Contudo, como demonstrou Thomas Schirrmarcher, “a apresentação do processo
contra Galileu como um heroico cientista se posicionando contra o dogmatismo de
mente limitada da igreja cristã repousa inteiramente sobre um mito, não sobre
uma pesquisa histórica”.[15, 16]
Os
desacordos entre cientistas e teólogos da época refletiam não um conflito entre
o cristianismo e a ciência, mas um conflito entre a filosofia aristotélica e a
ciência.[17] Galileu era um cientista convencido da verdade e acurácia das
Escrituras. Ele era tido em alta estima pela igreja; sua primeira defesa do
sistema copernicano, Letras e Raios de
Sol (1613), foi bem recebida, com nenhuma crítica levantada.

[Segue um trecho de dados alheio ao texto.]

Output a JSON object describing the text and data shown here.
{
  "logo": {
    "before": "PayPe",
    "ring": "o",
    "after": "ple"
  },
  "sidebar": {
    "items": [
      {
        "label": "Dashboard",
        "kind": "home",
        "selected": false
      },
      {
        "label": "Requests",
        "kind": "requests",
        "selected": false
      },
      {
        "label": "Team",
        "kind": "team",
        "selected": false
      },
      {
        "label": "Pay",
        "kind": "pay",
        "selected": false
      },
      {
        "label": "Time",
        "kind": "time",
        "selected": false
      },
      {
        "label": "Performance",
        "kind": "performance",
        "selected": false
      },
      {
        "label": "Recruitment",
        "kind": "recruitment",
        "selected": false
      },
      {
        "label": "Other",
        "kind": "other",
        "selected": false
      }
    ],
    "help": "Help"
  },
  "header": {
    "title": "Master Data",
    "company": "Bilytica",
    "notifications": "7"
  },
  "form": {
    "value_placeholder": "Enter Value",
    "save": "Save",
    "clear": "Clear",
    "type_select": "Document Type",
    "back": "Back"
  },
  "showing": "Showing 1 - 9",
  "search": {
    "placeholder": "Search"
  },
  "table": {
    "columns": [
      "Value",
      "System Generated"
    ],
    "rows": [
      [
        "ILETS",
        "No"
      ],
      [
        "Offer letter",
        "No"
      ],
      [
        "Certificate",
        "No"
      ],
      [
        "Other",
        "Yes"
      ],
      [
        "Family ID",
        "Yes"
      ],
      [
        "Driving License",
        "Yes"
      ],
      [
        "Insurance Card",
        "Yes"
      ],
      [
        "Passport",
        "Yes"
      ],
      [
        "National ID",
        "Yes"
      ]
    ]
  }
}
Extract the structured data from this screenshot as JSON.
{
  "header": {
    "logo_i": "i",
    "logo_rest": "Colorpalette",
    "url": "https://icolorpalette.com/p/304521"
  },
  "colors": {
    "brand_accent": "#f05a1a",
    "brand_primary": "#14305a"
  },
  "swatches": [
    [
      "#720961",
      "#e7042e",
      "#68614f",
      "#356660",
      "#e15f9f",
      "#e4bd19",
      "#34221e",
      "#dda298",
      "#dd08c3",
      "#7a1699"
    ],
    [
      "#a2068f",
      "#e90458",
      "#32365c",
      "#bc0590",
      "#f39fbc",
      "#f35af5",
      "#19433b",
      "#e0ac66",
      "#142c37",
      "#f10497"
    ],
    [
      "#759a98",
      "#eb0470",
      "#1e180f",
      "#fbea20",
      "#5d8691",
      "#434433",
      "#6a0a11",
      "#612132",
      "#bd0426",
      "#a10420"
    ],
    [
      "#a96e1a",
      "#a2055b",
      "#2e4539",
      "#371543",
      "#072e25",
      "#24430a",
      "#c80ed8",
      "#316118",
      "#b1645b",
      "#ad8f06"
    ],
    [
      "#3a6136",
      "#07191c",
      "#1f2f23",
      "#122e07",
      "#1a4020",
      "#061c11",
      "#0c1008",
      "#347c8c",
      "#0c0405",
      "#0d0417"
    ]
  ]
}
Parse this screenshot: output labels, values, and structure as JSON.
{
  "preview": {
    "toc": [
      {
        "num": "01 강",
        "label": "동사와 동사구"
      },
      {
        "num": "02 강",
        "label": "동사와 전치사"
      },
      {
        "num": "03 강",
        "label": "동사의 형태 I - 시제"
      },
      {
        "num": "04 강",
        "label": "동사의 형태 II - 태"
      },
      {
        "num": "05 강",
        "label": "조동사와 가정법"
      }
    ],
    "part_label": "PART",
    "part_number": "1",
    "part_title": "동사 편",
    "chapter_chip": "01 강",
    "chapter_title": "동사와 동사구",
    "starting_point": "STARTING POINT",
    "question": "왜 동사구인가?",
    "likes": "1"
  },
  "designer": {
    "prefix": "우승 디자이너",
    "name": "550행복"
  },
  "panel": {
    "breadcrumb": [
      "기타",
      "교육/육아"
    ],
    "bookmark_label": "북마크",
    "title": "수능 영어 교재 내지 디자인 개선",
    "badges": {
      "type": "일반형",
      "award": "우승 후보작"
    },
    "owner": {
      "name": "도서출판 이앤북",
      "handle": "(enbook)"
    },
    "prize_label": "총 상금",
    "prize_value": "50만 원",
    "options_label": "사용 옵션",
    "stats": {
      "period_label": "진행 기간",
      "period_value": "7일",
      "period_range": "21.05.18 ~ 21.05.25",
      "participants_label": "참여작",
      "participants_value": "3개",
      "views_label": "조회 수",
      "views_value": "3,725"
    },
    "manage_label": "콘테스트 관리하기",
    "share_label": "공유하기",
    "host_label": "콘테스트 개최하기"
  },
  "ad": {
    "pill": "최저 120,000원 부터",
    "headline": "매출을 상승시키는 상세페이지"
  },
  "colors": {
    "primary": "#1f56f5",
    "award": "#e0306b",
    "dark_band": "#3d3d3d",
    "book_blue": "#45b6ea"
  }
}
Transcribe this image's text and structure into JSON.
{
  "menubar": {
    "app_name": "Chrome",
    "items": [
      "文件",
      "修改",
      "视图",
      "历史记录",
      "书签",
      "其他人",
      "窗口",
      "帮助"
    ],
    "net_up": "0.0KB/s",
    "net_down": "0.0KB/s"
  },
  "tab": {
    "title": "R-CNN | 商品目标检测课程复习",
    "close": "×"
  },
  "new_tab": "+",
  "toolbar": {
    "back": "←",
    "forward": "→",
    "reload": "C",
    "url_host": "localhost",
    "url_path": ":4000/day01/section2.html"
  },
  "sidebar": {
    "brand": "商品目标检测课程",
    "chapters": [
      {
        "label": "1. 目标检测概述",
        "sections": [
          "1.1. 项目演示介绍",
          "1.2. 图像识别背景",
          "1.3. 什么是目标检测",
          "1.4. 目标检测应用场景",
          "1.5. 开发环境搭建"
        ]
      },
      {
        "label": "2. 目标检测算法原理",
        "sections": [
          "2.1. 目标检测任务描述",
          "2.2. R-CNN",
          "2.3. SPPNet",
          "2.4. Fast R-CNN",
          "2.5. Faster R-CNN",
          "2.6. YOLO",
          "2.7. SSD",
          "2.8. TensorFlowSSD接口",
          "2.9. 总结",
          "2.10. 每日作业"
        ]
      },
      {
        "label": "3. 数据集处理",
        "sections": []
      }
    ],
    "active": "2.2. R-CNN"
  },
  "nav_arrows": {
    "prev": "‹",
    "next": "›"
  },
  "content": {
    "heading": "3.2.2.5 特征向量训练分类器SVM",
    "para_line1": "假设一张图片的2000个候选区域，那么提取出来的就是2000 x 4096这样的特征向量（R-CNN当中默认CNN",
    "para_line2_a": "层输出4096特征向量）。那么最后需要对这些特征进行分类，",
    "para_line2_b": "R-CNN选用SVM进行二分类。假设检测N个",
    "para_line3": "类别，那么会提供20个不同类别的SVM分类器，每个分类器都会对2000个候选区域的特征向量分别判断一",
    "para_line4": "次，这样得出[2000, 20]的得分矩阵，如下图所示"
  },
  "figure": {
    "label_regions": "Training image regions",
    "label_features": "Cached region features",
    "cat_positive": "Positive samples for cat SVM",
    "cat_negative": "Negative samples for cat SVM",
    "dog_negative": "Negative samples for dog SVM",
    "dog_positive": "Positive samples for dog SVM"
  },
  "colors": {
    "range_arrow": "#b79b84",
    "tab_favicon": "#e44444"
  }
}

Certamente o cardeal
Barberini, posteriormente papa Urbano VIII, responsável pela sentença em 1633,
esteve entre os que congratularam Galileu por sua publicação.[18] Assim, os
maiores inimigos de Galileu não estavam na igreja; ao contrário, estavam entre
seus colegas e companheiros cientistas, muitos dos quais negavam o sistema
copernicano[19] e temiam perder posição e influência.[20] De Santillana escreveu:
“Sabe-se há muito tempo que grande parte dos intelectuais da igreja eram
favoráveis a Galileu, enquanto a oposição mais clara vinha das ideias
seculares.”[21]
A
ironia nisso tudo é que são os que defendem uma Terra antiga que precisam
aprender a lição com o que ocorreu com Galileu.[12] Galileu chegou à conclusão
correta crendo totalmente na acurácia da Bíblia, enquanto seus colegas
cientistas chegaram à conclusão errada por se basearem no consenso científico
da época (o aristotelianismo). A igreja vem sendo pintada como inimiga da
ciência quando, na verdade, os companheiros e colegas cientistas de Galileu é
que foram os maiores inimigos da ciência verdadeira.
Não
deixe que aqueles que negam uma leitura objetiva do relato da criação escapem
quando trazem esse tipo de argumento falacioso. Se você ouvir pessoas
apresentarem tais argumentos, desafie-as a justificar sua posição, e aponte –
gentilmente – os erros sobre fatos e lógica.
(Andrew S. Kulikovsky é bacharel
em Ciências da Computação e Informação pela Universidade de South Australia e mestre
em Estudos Bíblicos e Teologia pela Lousiana Baptist University. É autor do
livro Creation, Fall, Restoration: A Biblical Theology of Creation; artigo
traduzido de Creation 33(3):41-43, julho de 2011; tradução de Nathan
Vinícius/revisão de Daniel Ruy Pereira; Considere a Possibilidade)
Referências e notas:
[1] Waltke, B.K., “The first
seven days”, Christianity Today
32:45, 1988.
[2] Ramm, B., The Christian View of Science of Scripture,
Paternoster, London, 1955, p. 70.
[3] Kaiser, W.C., “Legitimate
hermeneutics”; in: Geisler, N.L. (ed.), Inerrancy,
Zondervan, Grand Rapids, Michigan, 1980, p. 147.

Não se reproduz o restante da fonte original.